Elias saiu para comprar cigarros - Parte III

Atualizado: há 2 dias


Continuação da Parte II


Apesar de tudo isso, ou talvez fosse devido a isso tudo, Elias tinha sempre um lance de parte. Uma gaja qualquer para se entreter quando estava entediado ou as coisas não eram como achava deverem ser. Era para lá que ia a correr nos dias em que “trabalhava até tarde” ou “ia sair com um cliente” ou “ia à Luz”.

Quando começou a suspeitar de tantas saídas, Micaela deixou a filha com a sua mãe e seguiu Elias. Foram várias as vezes em que fez de detective e em todas, as suas suspeitas concretizaram-se.


Um dos dias, ou, porque estava mais cansada do que o habitual ou, porque estava saturada do festival de javardice de Elias, foi mais longe do que o habitual. Esperou noite dentro que a badalhoca em causa saísse e usou o velho truque de abrir a porta com uma radiografia.

Foi bastante simples, havia vídeos no YouTube a demonstrar como fazer. Além disso, tempo e motivação para aprender era coisa que não faltava a Micaela. Nem experiência em actos ilícitos.

Uma vez lá dentro, passou uma minuciosa revista à casa. Procurou as joias que Elias certamente lhe oferecera, pois se alguém era o campeão dos clichés, era ele.

Encontrou também um maço de notas, que guardou na sua carteira.

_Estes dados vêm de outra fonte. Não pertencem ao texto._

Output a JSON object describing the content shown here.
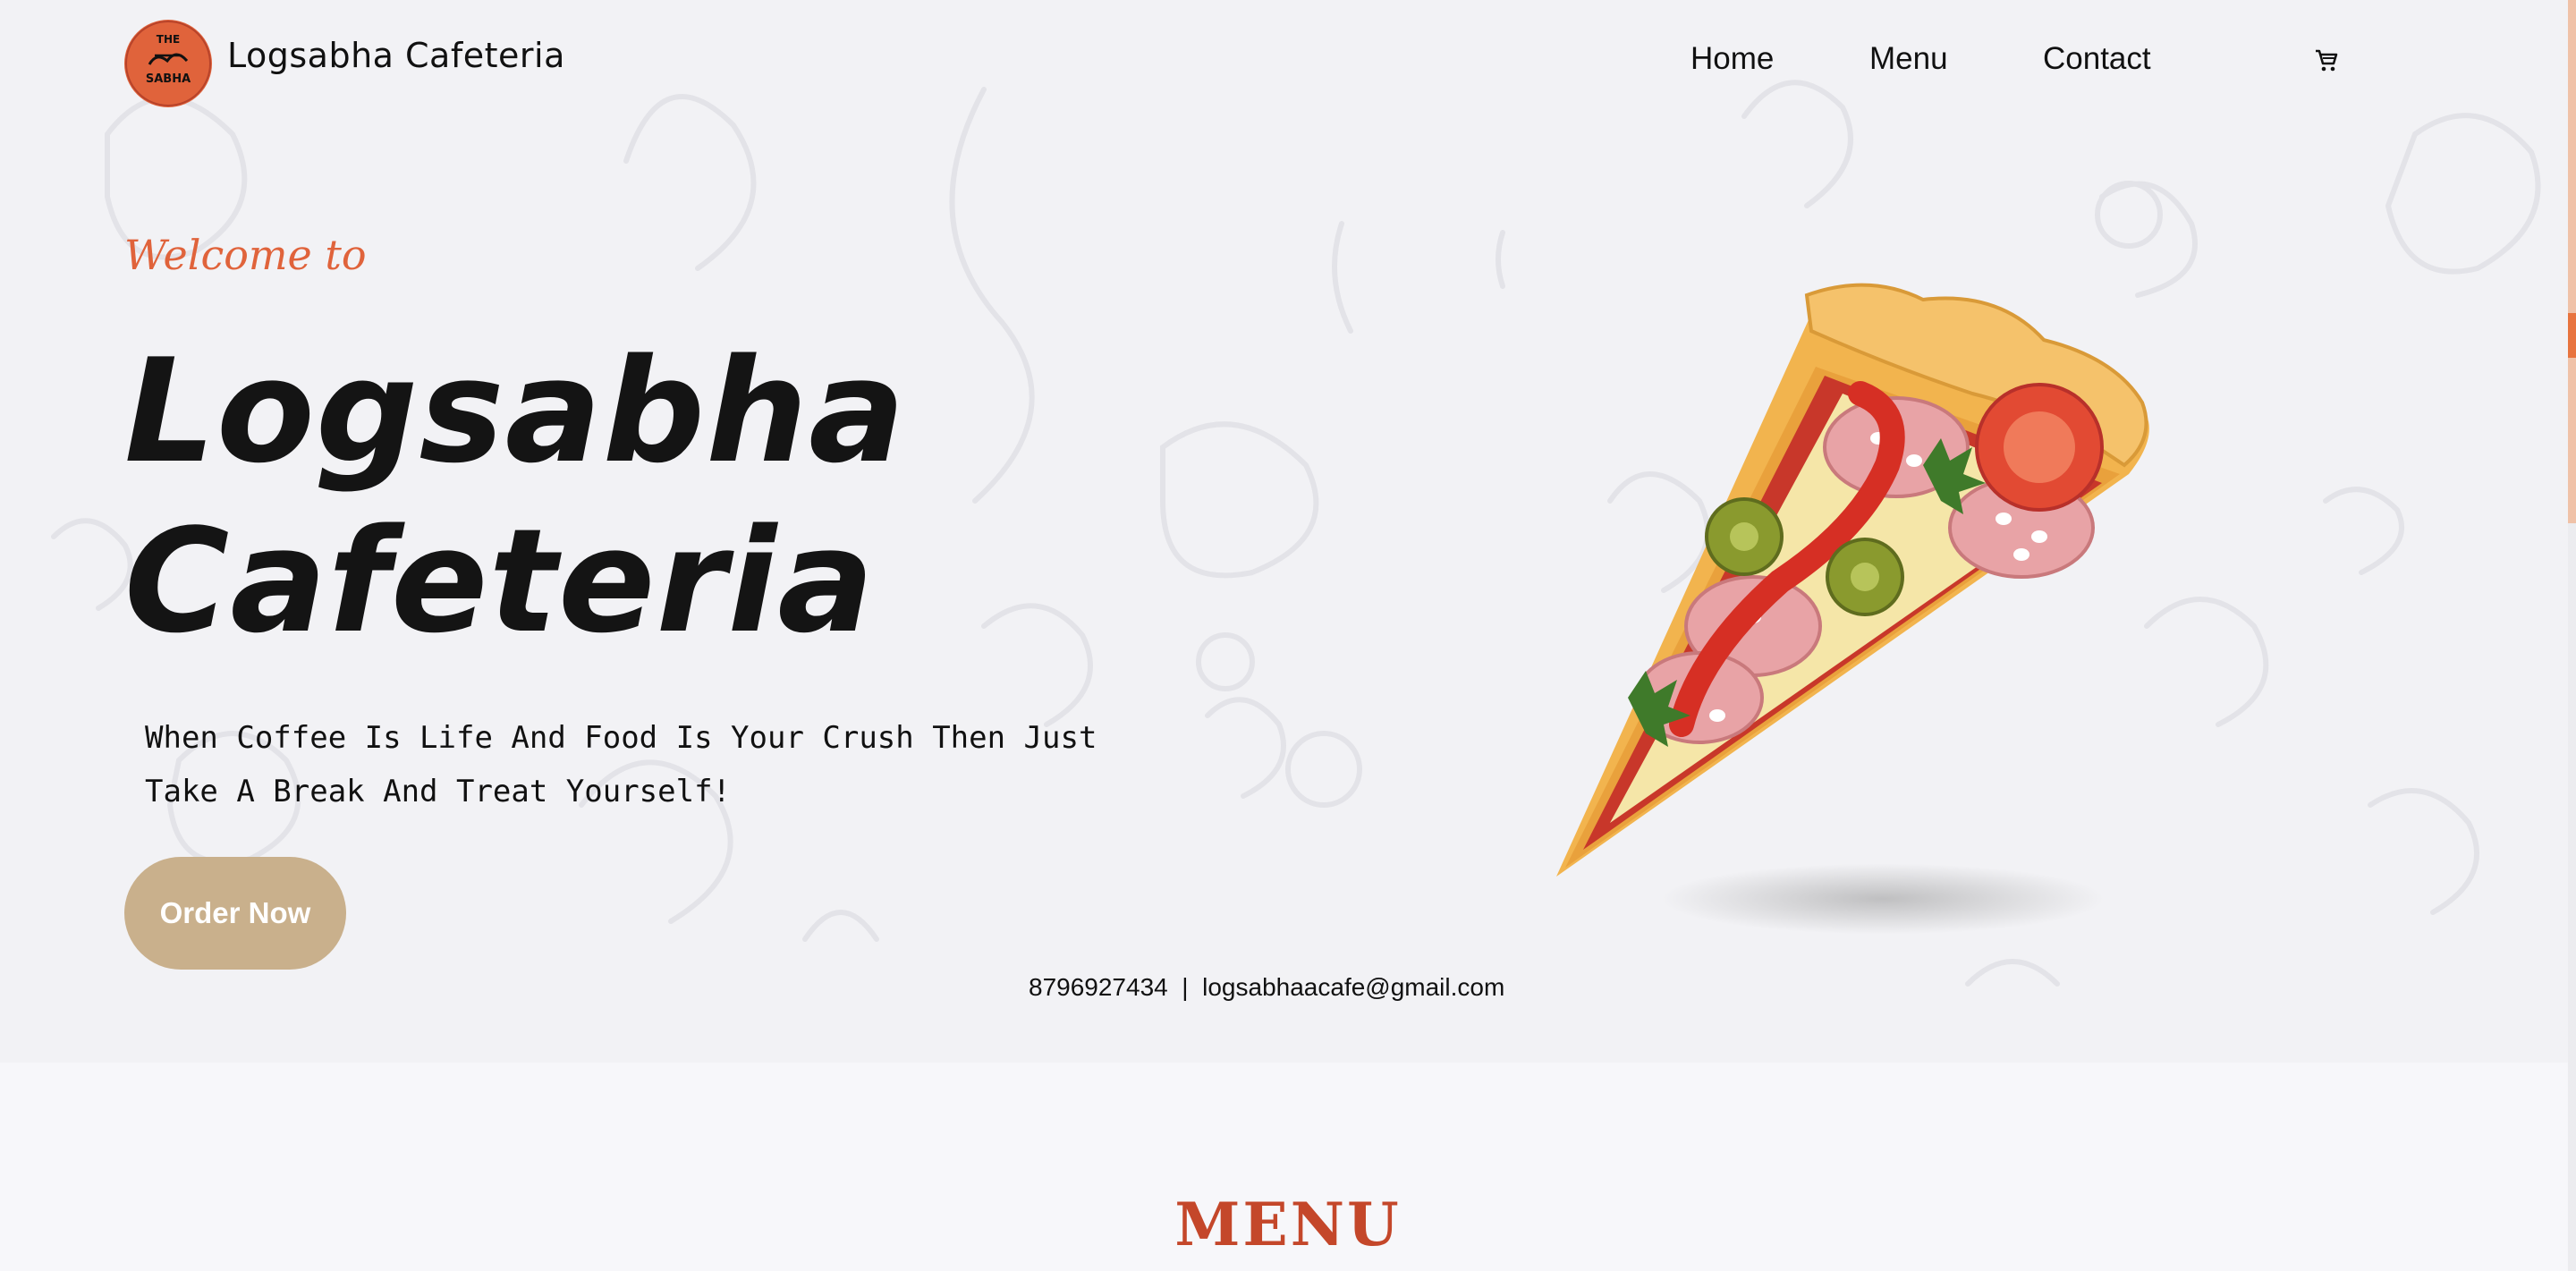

Na gaveta da ‘lingerie’ descobriu uma Walther PPK, um saquinho de coca e três charutos de erva que, sem hesitar, fumou. Um após o outro, bafo a bafo, até só restar cinza.

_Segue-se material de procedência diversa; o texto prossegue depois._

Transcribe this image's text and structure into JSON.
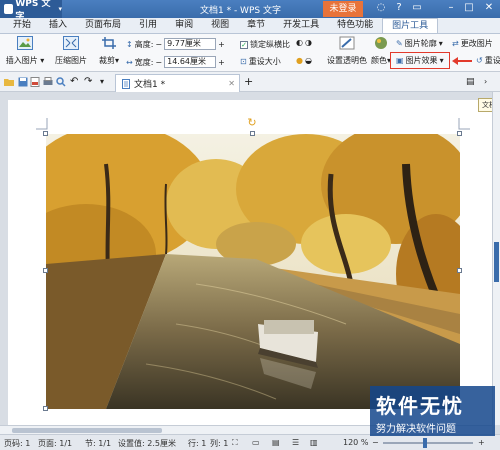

Antes que lhe a erva batesse, guardou a coca no bolso interior do casaco para não se esquecer. De seguida, devolveu a arma gelada ao local onde a encontrara.

- Ena, a gaja pode ser manhosa, mas a erva é de categoria – disse para si própria, enquanto sorria, deliciada com a vingança. Vingança, fria vingança. Como mandam os manuais.


A urgência agora era satisfazer aquele apetite voraz que acompanha sempre as mocas de erva e a que os gringos gostam de chamar munchies. Micaela abriu o frigorífico, onde encontrou uma garrafa de champagne – Serve – pensou, enquanto enchia o copo, abrindo o congelador em busca de algo doce.

- Gelado, era mesmo o que me apetecia – matutava, contemplando o interior do aparelho, com os olhos vidrados. Por sorte, havia um pote, ainda fechado, de Ben & Jerrys Chocolate Fudge Browny.

Comeu-o, saboreando cada bocado. Não apenas por ser dos que mais gostava, mas aproveitando também para desfrutar das circunstâncias que a conduziram àquele momento.

- Que se foda, se essa cabra voltar... – atirou em tom de desafio, para o vazio do apartamento. - Ela que venha.


Rapidamente, o gelado associado ao efeito da erva entrou em interacção com a adrenalina da situação. Micaela começou a sentir borboletas no estômago, misto de concretização da vendetta com aquela saborosa bomba calórica de açúcar e leite.

Naquele momento, a vingança afigurava-se uma e apenas uma. Como se fosse a mão do universo a conduzir Micaela em direcção à justiça divina.


Descontraidamente, Micaela baixou as calças. De seguida baixou as cuecas, colocou-se de cócoras e descarregou, majestosamente, os intestinos na almofada da cama.

Contemplou o seu feito, agradada. Era uma bela poia, sólida, cor de ouro velho e bem formada. Qualquer gastroenterologista a aprovaria.

Depois saiu. Feliz, concretizada e aliviada.


(...) Continua na Parte IV.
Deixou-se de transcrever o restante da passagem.